The trends of the variables can inform the researchers on what the crucial questions are, those that need to be addressed regarding the phenomena they describe. As can be seen from graph 1.1. below, the at risk of poverty and social exclusion rate has only slightly declined in the last decade by approximately 3 percentage points and the trend line appears to be almost flat. This trend is even more intriguing when the trends of the other variables are taken into consideration. Social protection benefits per capita have been on the rise in the last decade. Graph 1.2. shows the average value of the indicator for the countries included in the sample for each year. The data show an approximately 23% increase in the average value of this indicator. The GDP per capita has been constantly increasing for the analysed period as well, while at the same time the Gini coefficient has also increased, which can be an indication of an un-inclusive growth. It is interesting to notice that the income inequality trend seems to have a cyclic pattern on a first glance, which is in line with the Kuznets curve hypothesis. Graph 1.5. and 1.6. show two other interesting poverty-related indicators. The impact of social transfers shows the reduction in percentage of the risk of the poverty rate, due to social transfers (calculated comparing at-risk-of poverty rates before social transfers with those after transfers; pensions are not considered as social transfers in these calculations). This indicator is also based on the EU-SILC database (statistics on income, social inclusion and living conditions). From graph 1.5. below it is clear that the impact of the social transfers on poverty reduction has declined in the last decade on average in the analysed countries. Another indicator presented in graph 1.6. is the number of people with an equivalised disposable income below the risk-ofpoverty threshold, which is set at 60% of the national median equivalised disposable income (after social transfers).
EU averages of the variables used in the model and other poverty related indicators
Average impact of social transfers for the period 2010-2019 (%)
Graph 2 presents the average impact of social transfers for the period 2010-2019 (calculated as the average from each year’s impact). The countries where social transfers have the highest impact on reducing poverty are the following: Ireland, Norway, Iceland, Finland and Denmark. On the other hand, social transfers have the lowest impact in Greece, Romania, Italy, Bulgaria and Portugal. This graph suggests that older EU member states that are located in the North of the continent seem to have better performance of social transfers, while newer member states that are located in the South seem to have lower social expenditure effectiveness, with some exceptions. In the same time, it should be noted that the countries that have the highest impact are also the countries which have the highest social benefits per capita, while it seems that the countries with the lowest impact are the countries which have the lowest social benefits per capita.
Graph 3 shows the change in the Gini coefficient per country in the year 2019 compared to the year 2010. The highest rise in inequality can be noticed in Bulgaria, Luxembourg, Hungary, Netherlands and Sweden. It seems that the change in poverty has been even greater, with the highest increase in Estonia, Germany, Netherlands, Luxembourg and Sweden all of which are highly developed economies (graph 4).

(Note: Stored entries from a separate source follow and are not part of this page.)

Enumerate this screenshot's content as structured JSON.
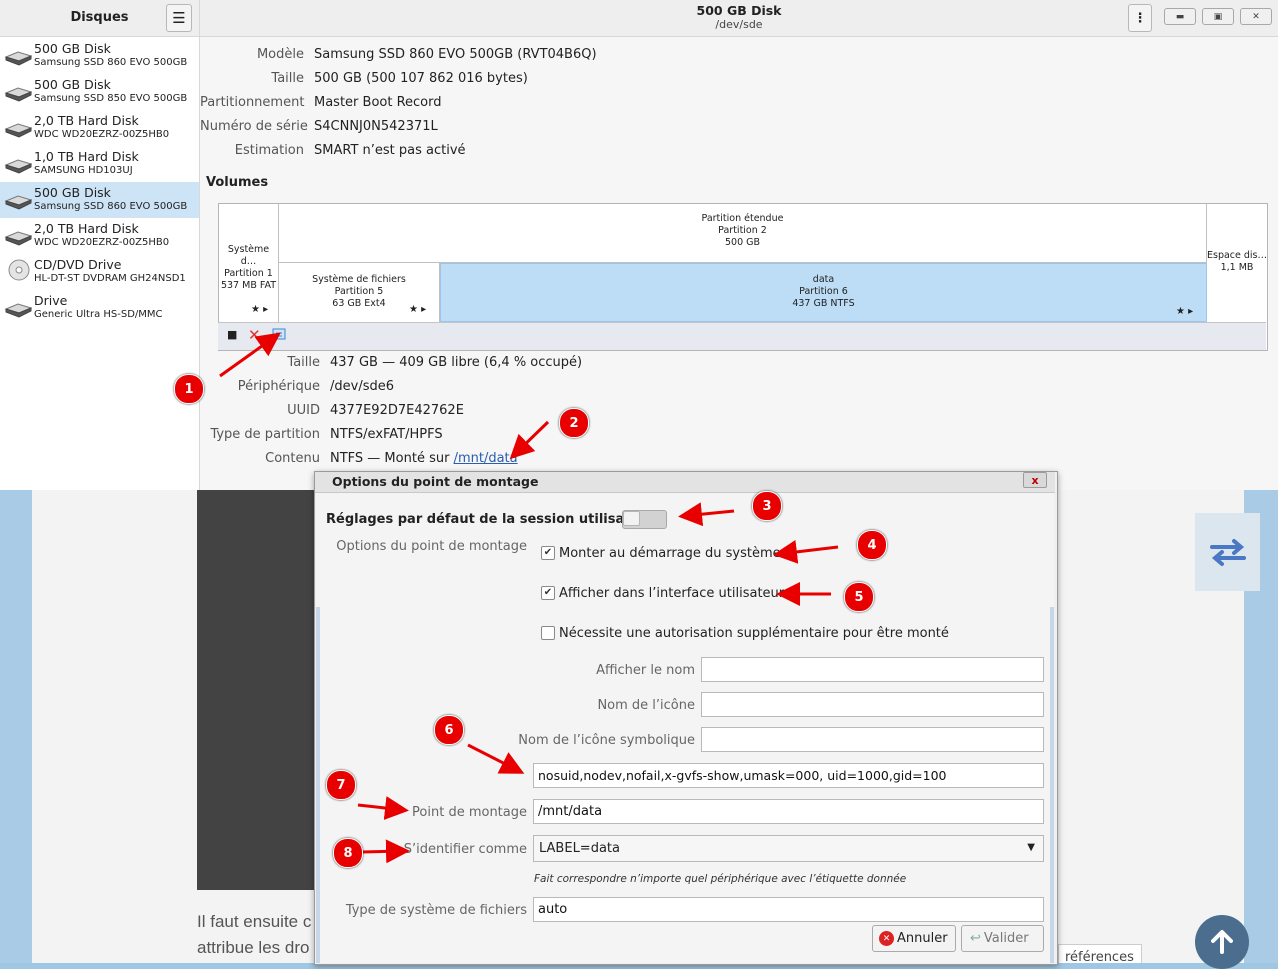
{
  "sidebar": {
    "title": "Disques",
    "menu_icon": "hamburger-icon",
    "items": [
      {
        "name": "500 GB Disk",
        "model": "Samsung SSD 860 EVO 500GB",
        "icon": "hard-disk-icon",
        "selected": false
      },
      {
        "name": "500 GB Disk",
        "model": "Samsung SSD 850 EVO 500GB",
        "icon": "hard-disk-icon",
        "selected": false
      },
      {
        "name": "2,0 TB Hard Disk",
        "model": "WDC WD20EZRZ-00Z5HB0",
        "icon": "hard-disk-icon",
        "selected": false
      },
      {
        "name": "1,0 TB Hard Disk",
        "model": "SAMSUNG HD103UJ",
        "icon": "hard-disk-icon",
        "selected": false
      },
      {
        "name": "500 GB Disk",
        "model": "Samsung SSD 860 EVO 500GB",
        "icon": "hard-disk-icon",
        "selected": true
      },
      {
        "name": "2,0 TB Hard Disk",
        "model": "WDC WD20EZRZ-00Z5HB0",
        "icon": "hard-disk-icon",
        "selected": false
      },
      {
        "name": "CD/DVD Drive",
        "model": "HL-DT-ST DVDRAM GH24NSD1",
        "icon": "optical-disc-icon",
        "selected": false
      },
      {
        "name": "Drive",
        "model": "Generic Ultra HS-SD/MMC",
        "icon": "hard-disk-icon",
        "selected": false
      }
    ]
  },
  "window": {
    "title": "500 GB Disk",
    "subtitle": "/dev/sde"
  },
  "disk_props": [
    {
      "label": "Modèle",
      "value": "Samsung SSD 860 EVO 500GB (RVT04B6Q)"
    },
    {
      "label": "Taille",
      "value": "500 GB (500 107 862 016 bytes)"
    },
    {
      "label": "Partitionnement",
      "value": "Master Boot Record"
    },
    {
      "label": "Numéro de série",
      "value": "S4CNNJ0N542371L"
    },
    {
      "label": "Estimation",
      "value": "SMART n’est pas activé"
    }
  ],
  "volumes": {
    "heading": "Volumes",
    "p1": {
      "line1": "Système d…",
      "line2": "Partition 1",
      "line3": "537 MB FAT"
    },
    "extended": {
      "line1": "Partition étendue",
      "line2": "Partition 2",
      "line3": "500 GB"
    },
    "p5": {
      "line1": "Système de fichiers",
      "line2": "Partition 5",
      "line3": "63 GB Ext4"
    },
    "p6": {
      "line1": "data",
      "line2": "Partition 6",
      "line3": "437 GB NTFS"
    },
    "free": {
      "line1": "Espace dis…",
      "line2": "1,1 MB"
    }
  },
  "partition_props": [
    {
      "label": "Taille",
      "value": "437 GB — 409 GB libre (6,4 % occupé)"
    },
    {
      "label": "Périphérique",
      "value": "/dev/sde6"
    },
    {
      "label": "UUID",
      "value": "4377E92D7E42762E"
    },
    {
      "label": "Type de partition",
      "value": "NTFS/exFAT/HPFS"
    },
    {
      "label": "Contenu",
      "value": "NTFS — Monté sur ",
      "link": "/mnt/data"
    }
  ],
  "annotations": [
    "1",
    "2",
    "3",
    "4",
    "5",
    "6",
    "7",
    "8"
  ],
  "dialog": {
    "title": "Options du point de montage",
    "close_label": "x",
    "session_defaults_label": "Réglages par défaut de la session utilisateur",
    "session_defaults_on": false,
    "mount_options_label": "Options du point de montage",
    "mount_at_startup_label": "Monter au démarrage du système",
    "mount_at_startup_checked": true,
    "show_in_ui_label": "Afficher dans l’interface utilisateur",
    "show_in_ui_checked": true,
    "require_auth_label": "Nécessite une autorisation supplémentaire pour être monté",
    "require_auth_checked": false,
    "display_name_label": "Afficher le nom",
    "display_name_value": "",
    "icon_name_label": "Nom de l’icône",
    "icon_name_value": "",
    "symbolic_icon_label": "Nom de l’icône symbolique",
    "symbolic_icon_value": "",
    "options_value": "nosuid,nodev,nofail,x-gvfs-show,umask=000, uid=1000,gid=100",
    "mount_point_label": "Point de montage",
    "mount_point_value": "/mnt/data",
    "identify_as_label": "S’identifier comme",
    "identify_as_value": "LABEL=data",
    "identify_hint": "Fait correspondre n’importe quel périphérique avec l’étiquette donnée",
    "fs_type_label": "Type de système de fichiers",
    "fs_type_value": "auto",
    "cancel_label": "Annuler",
    "ok_label": "Valider"
  },
  "website": {
    "text_line1": "Il faut ensuite c",
    "text_line2": "attribue les dro",
    "ref_text": "références"
  },
  "colors": {
    "selection": "#cde4f7",
    "partition_selected": "#bddcf6",
    "annotation_red": "#e80000",
    "link": "#2a5db0"
  }
}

Change in Gini coefficient per country (2019-2010)
Change in poverty after social transfers per country (2019-2010)
Table 2 shows the descriptive statistics of the variables used in the econometric model and table 3 shows the correlation between the variables before their transformations. This is the first glance of the data and it is interesting to notice that there is a negative correlation between social protection benefits and poverty and income inequality. This may be the case because poor and unequal countries have lower social expenditure in general or it can be a consequence of social expenditure effectiveness. In addition, social protection benefits per capita and GDP per capita are positively correlated but we do not know if it is because richer countries have higher social expenditure in general or because social expenditure might have a positive impact on economic growth. As expected, poverty and income inequality are also positively correlated meaning that they move in the same direction. Lastly, GDP per capita is negatively correlated to both poverty and income inequality, but the reason for this could be because poor and unequal societies have lower economic growth or because richer countries have lower poverty and inequality in general.

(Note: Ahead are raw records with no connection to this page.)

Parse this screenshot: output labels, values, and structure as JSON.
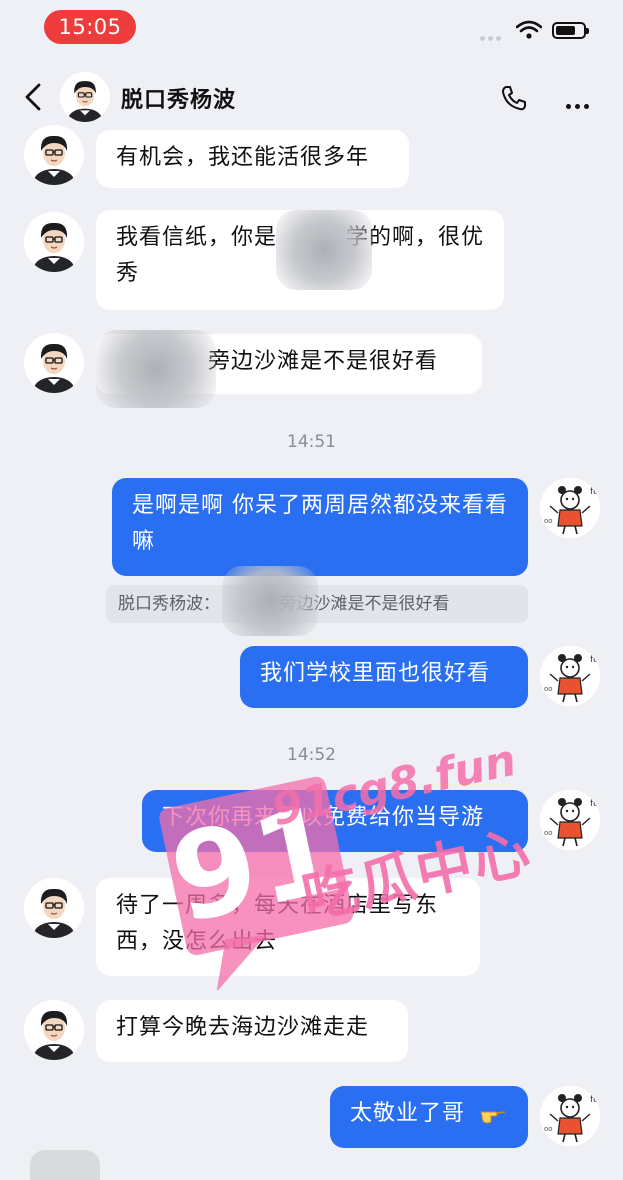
{
  "status_bar": {
    "time": "15:05"
  },
  "header": {
    "contact_name": "脱口秀杨波"
  },
  "messages": [
    {
      "from": "them",
      "text": "有机会，我还能活很多年"
    },
    {
      "from": "them",
      "text": "我看信纸，你是　　　学的啊，很优秀"
    },
    {
      "from": "them",
      "text": "　　　　旁边沙滩是不是很好看"
    },
    {
      "type": "time",
      "text": "14:51"
    },
    {
      "from": "me",
      "text": "是啊是啊 你呆了两周居然都没来看看嘛"
    },
    {
      "type": "quote",
      "text": "脱口秀杨波：　　　　旁边沙滩是不是很好看"
    },
    {
      "from": "me",
      "text": "我们学校里面也很好看"
    },
    {
      "type": "time",
      "text": "14:52"
    },
    {
      "from": "me",
      "text": "下次你再来可以免费给你当导游"
    },
    {
      "from": "them",
      "text": "待了一周多，每天在酒店里写东西，没怎么出去"
    },
    {
      "from": "them",
      "text": "打算今晚去海边沙滩走走"
    },
    {
      "from": "me",
      "text": "太敬业了哥"
    }
  ],
  "watermark": {
    "url": "91cg8.fun",
    "text": "吃瓜中心",
    "badge": "91"
  },
  "colors": {
    "accent": "#2a6ff2",
    "time_pill": "#ee3b3b",
    "watermark": "#f46eaa"
  }
}
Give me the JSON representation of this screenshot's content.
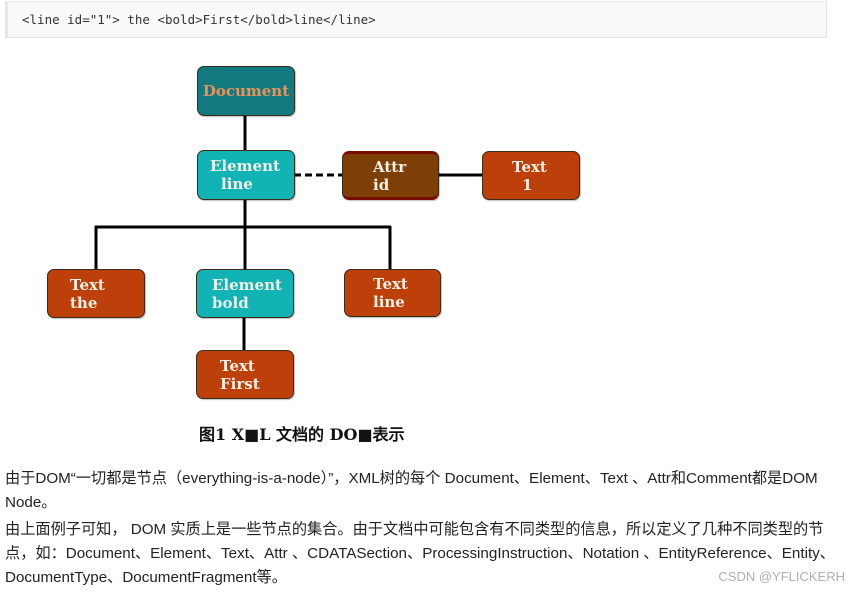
{
  "code_block": {
    "text": "<line id=\"1\"> the <bold>First</bold>line</line>"
  },
  "diagram": {
    "colors": {
      "document_bg": "#12797f",
      "document_text": "#e9935a",
      "element_bg": "#12b3b5",
      "attr_bg": "#7e3f06",
      "text_bg": "#bd3f0a",
      "node_text": "#f3f0e6",
      "edge": "#000000"
    },
    "nodes": [
      {
        "id": "document",
        "type": "Document",
        "lines": [
          "Document"
        ]
      },
      {
        "id": "element-line",
        "type": "Element",
        "lines": [
          "Element",
          "line"
        ]
      },
      {
        "id": "attr-id",
        "type": "Attr",
        "lines": [
          "Attr",
          "id"
        ]
      },
      {
        "id": "text-1",
        "type": "Text",
        "lines": [
          "Text",
          "1"
        ]
      },
      {
        "id": "text-the",
        "type": "Text",
        "lines": [
          "Text",
          "the"
        ]
      },
      {
        "id": "element-bold",
        "type": "Element",
        "lines": [
          "Element",
          "bold"
        ]
      },
      {
        "id": "text-line",
        "type": "Text",
        "lines": [
          "Text",
          "line"
        ]
      },
      {
        "id": "text-first",
        "type": "Text",
        "lines": [
          "Text",
          "First"
        ]
      }
    ],
    "edges": [
      {
        "from": "document",
        "to": "element-line",
        "style": "solid"
      },
      {
        "from": "element-line",
        "to": "attr-id",
        "style": "dashed"
      },
      {
        "from": "attr-id",
        "to": "text-1",
        "style": "solid"
      },
      {
        "from": "element-line",
        "to": "text-the",
        "style": "solid"
      },
      {
        "from": "element-line",
        "to": "element-bold",
        "style": "solid"
      },
      {
        "from": "element-line",
        "to": "text-line",
        "style": "solid"
      },
      {
        "from": "element-bold",
        "to": "text-first",
        "style": "solid"
      }
    ],
    "caption": "图1 X■L 文档的 DO■表示"
  },
  "paragraphs": [
    "由于DOM“一切都是节点（everything-is-a-node）”，XML树的每个 Document、Element、Text 、Attr和Comment都是DOM Node。",
    "由上面例子可知， DOM 实质上是一些节点的集合。由于文档中可能包含有不同类型的信息，所以定义了几种不同类型的节点，如：Document、Element、Text、Attr 、CDATASection、ProcessingInstruction、Notation 、EntityReference、Entity、DocumentType、DocumentFragment等。"
  ],
  "watermark": "CSDN @YFLICKERH"
}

Correlation between variables (before transformation)
The group of graphs 5 represent the scatterplots of the variables used in the model in order to get a sense of the relationship between them. From the scatterplots of the data set it seems that both GDP and social expenditure are correlated with a decrease in poverty and income inequality. However, graph 5.3. shows a very strong correlation between GDP per capita and the level of social expenditure. Is this because richer countries tend to have a strong welfare state or is it because countries with strong welfare state have better economic prospects?

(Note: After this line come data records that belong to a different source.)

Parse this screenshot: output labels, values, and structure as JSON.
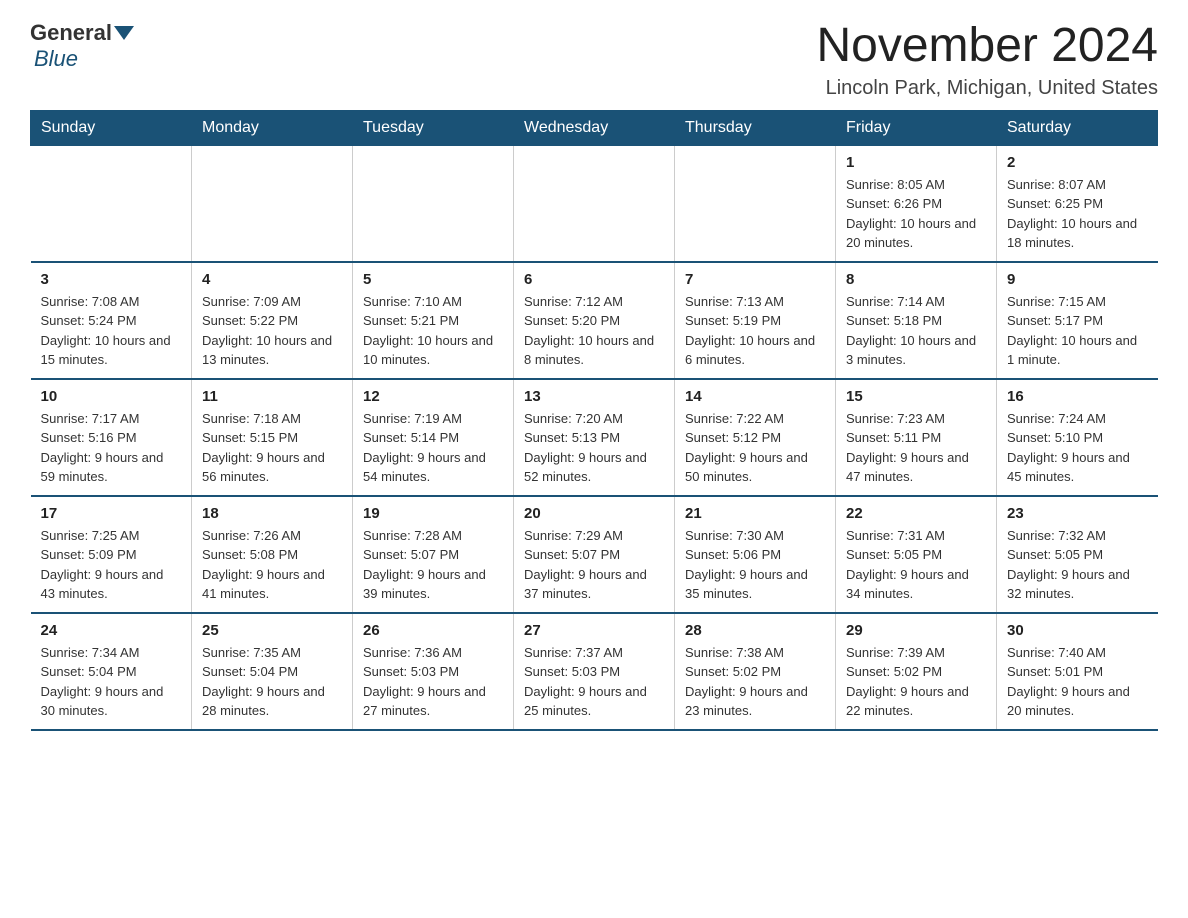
{
  "logo": {
    "general": "General",
    "blue": "Blue"
  },
  "header": {
    "title": "November 2024",
    "location": "Lincoln Park, Michigan, United States"
  },
  "weekdays": [
    "Sunday",
    "Monday",
    "Tuesday",
    "Wednesday",
    "Thursday",
    "Friday",
    "Saturday"
  ],
  "weeks": [
    [
      {
        "day": "",
        "sunrise": "",
        "sunset": "",
        "daylight": ""
      },
      {
        "day": "",
        "sunrise": "",
        "sunset": "",
        "daylight": ""
      },
      {
        "day": "",
        "sunrise": "",
        "sunset": "",
        "daylight": ""
      },
      {
        "day": "",
        "sunrise": "",
        "sunset": "",
        "daylight": ""
      },
      {
        "day": "",
        "sunrise": "",
        "sunset": "",
        "daylight": ""
      },
      {
        "day": "1",
        "sunrise": "Sunrise: 8:05 AM",
        "sunset": "Sunset: 6:26 PM",
        "daylight": "Daylight: 10 hours and 20 minutes."
      },
      {
        "day": "2",
        "sunrise": "Sunrise: 8:07 AM",
        "sunset": "Sunset: 6:25 PM",
        "daylight": "Daylight: 10 hours and 18 minutes."
      }
    ],
    [
      {
        "day": "3",
        "sunrise": "Sunrise: 7:08 AM",
        "sunset": "Sunset: 5:24 PM",
        "daylight": "Daylight: 10 hours and 15 minutes."
      },
      {
        "day": "4",
        "sunrise": "Sunrise: 7:09 AM",
        "sunset": "Sunset: 5:22 PM",
        "daylight": "Daylight: 10 hours and 13 minutes."
      },
      {
        "day": "5",
        "sunrise": "Sunrise: 7:10 AM",
        "sunset": "Sunset: 5:21 PM",
        "daylight": "Daylight: 10 hours and 10 minutes."
      },
      {
        "day": "6",
        "sunrise": "Sunrise: 7:12 AM",
        "sunset": "Sunset: 5:20 PM",
        "daylight": "Daylight: 10 hours and 8 minutes."
      },
      {
        "day": "7",
        "sunrise": "Sunrise: 7:13 AM",
        "sunset": "Sunset: 5:19 PM",
        "daylight": "Daylight: 10 hours and 6 minutes."
      },
      {
        "day": "8",
        "sunrise": "Sunrise: 7:14 AM",
        "sunset": "Sunset: 5:18 PM",
        "daylight": "Daylight: 10 hours and 3 minutes."
      },
      {
        "day": "9",
        "sunrise": "Sunrise: 7:15 AM",
        "sunset": "Sunset: 5:17 PM",
        "daylight": "Daylight: 10 hours and 1 minute."
      }
    ],
    [
      {
        "day": "10",
        "sunrise": "Sunrise: 7:17 AM",
        "sunset": "Sunset: 5:16 PM",
        "daylight": "Daylight: 9 hours and 59 minutes."
      },
      {
        "day": "11",
        "sunrise": "Sunrise: 7:18 AM",
        "sunset": "Sunset: 5:15 PM",
        "daylight": "Daylight: 9 hours and 56 minutes."
      },
      {
        "day": "12",
        "sunrise": "Sunrise: 7:19 AM",
        "sunset": "Sunset: 5:14 PM",
        "daylight": "Daylight: 9 hours and 54 minutes."
      },
      {
        "day": "13",
        "sunrise": "Sunrise: 7:20 AM",
        "sunset": "Sunset: 5:13 PM",
        "daylight": "Daylight: 9 hours and 52 minutes."
      },
      {
        "day": "14",
        "sunrise": "Sunrise: 7:22 AM",
        "sunset": "Sunset: 5:12 PM",
        "daylight": "Daylight: 9 hours and 50 minutes."
      },
      {
        "day": "15",
        "sunrise": "Sunrise: 7:23 AM",
        "sunset": "Sunset: 5:11 PM",
        "daylight": "Daylight: 9 hours and 47 minutes."
      },
      {
        "day": "16",
        "sunrise": "Sunrise: 7:24 AM",
        "sunset": "Sunset: 5:10 PM",
        "daylight": "Daylight: 9 hours and 45 minutes."
      }
    ],
    [
      {
        "day": "17",
        "sunrise": "Sunrise: 7:25 AM",
        "sunset": "Sunset: 5:09 PM",
        "daylight": "Daylight: 9 hours and 43 minutes."
      },
      {
        "day": "18",
        "sunrise": "Sunrise: 7:26 AM",
        "sunset": "Sunset: 5:08 PM",
        "daylight": "Daylight: 9 hours and 41 minutes."
      },
      {
        "day": "19",
        "sunrise": "Sunrise: 7:28 AM",
        "sunset": "Sunset: 5:07 PM",
        "daylight": "Daylight: 9 hours and 39 minutes."
      },
      {
        "day": "20",
        "sunrise": "Sunrise: 7:29 AM",
        "sunset": "Sunset: 5:07 PM",
        "daylight": "Daylight: 9 hours and 37 minutes."
      },
      {
        "day": "21",
        "sunrise": "Sunrise: 7:30 AM",
        "sunset": "Sunset: 5:06 PM",
        "daylight": "Daylight: 9 hours and 35 minutes."
      },
      {
        "day": "22",
        "sunrise": "Sunrise: 7:31 AM",
        "sunset": "Sunset: 5:05 PM",
        "daylight": "Daylight: 9 hours and 34 minutes."
      },
      {
        "day": "23",
        "sunrise": "Sunrise: 7:32 AM",
        "sunset": "Sunset: 5:05 PM",
        "daylight": "Daylight: 9 hours and 32 minutes."
      }
    ],
    [
      {
        "day": "24",
        "sunrise": "Sunrise: 7:34 AM",
        "sunset": "Sunset: 5:04 PM",
        "daylight": "Daylight: 9 hours and 30 minutes."
      },
      {
        "day": "25",
        "sunrise": "Sunrise: 7:35 AM",
        "sunset": "Sunset: 5:04 PM",
        "daylight": "Daylight: 9 hours and 28 minutes."
      },
      {
        "day": "26",
        "sunrise": "Sunrise: 7:36 AM",
        "sunset": "Sunset: 5:03 PM",
        "daylight": "Daylight: 9 hours and 27 minutes."
      },
      {
        "day": "27",
        "sunrise": "Sunrise: 7:37 AM",
        "sunset": "Sunset: 5:03 PM",
        "daylight": "Daylight: 9 hours and 25 minutes."
      },
      {
        "day": "28",
        "sunrise": "Sunrise: 7:38 AM",
        "sunset": "Sunset: 5:02 PM",
        "daylight": "Daylight: 9 hours and 23 minutes."
      },
      {
        "day": "29",
        "sunrise": "Sunrise: 7:39 AM",
        "sunset": "Sunset: 5:02 PM",
        "daylight": "Daylight: 9 hours and 22 minutes."
      },
      {
        "day": "30",
        "sunrise": "Sunrise: 7:40 AM",
        "sunset": "Sunset: 5:01 PM",
        "daylight": "Daylight: 9 hours and 20 minutes."
      }
    ]
  ]
}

Before we continue with the econometric analysis, we close this chapter with the following indication: the decade after the start of the eurozone crisis is a period of economic growth and rising social protection benefits, but it has not resulted in significant reduction of poverty and income inequality.
Scatterplot of the variables used in the model
5 Empirical analysis
For the purpose of measuring the effects that social expenditure and economic growth have on poverty and income inequality and to test the main hypothesis of this study by employing the panel VAR model, we used the following equation (Vidangos, 2009):
where i ∈ (1,2,…, N), t ∈ (1,2,…, Ti), and Yit = (SPEit, PVRit, INQit, GDPit) as a vector of endogenous variables for each country i and time period t, where i = 1,..., 30 for each country used in the sample and t = 2010,..., 2019 for the yearly data used in the sample covering the period after the start of the eurozone crisis and before the start of the Covid-19 pandemic crisis.
|Yit = Yit-1A1 + Yit-2A2 + ...+ Yit-p+1Ap-1 + Yit-pAp + XitB + ui + eit||(3)|
Furthermore, in the model we used the transformed variables, i.e. the first difference of the logarithm of the social protection benefits per capita (dlogSPE), the first difference of the indicator that measures the people who are at risk of poverty and social exclusion (dPVR), the first difference of the Gini coefficient (dINQ) and the first difference of the logarithm of the GDP per capita (dlogGDP). The transformation of the variables was performed because the data were not stationary at level and the variables social protection benefits per capita and the gross domestic product per capita were expressed in absolute values.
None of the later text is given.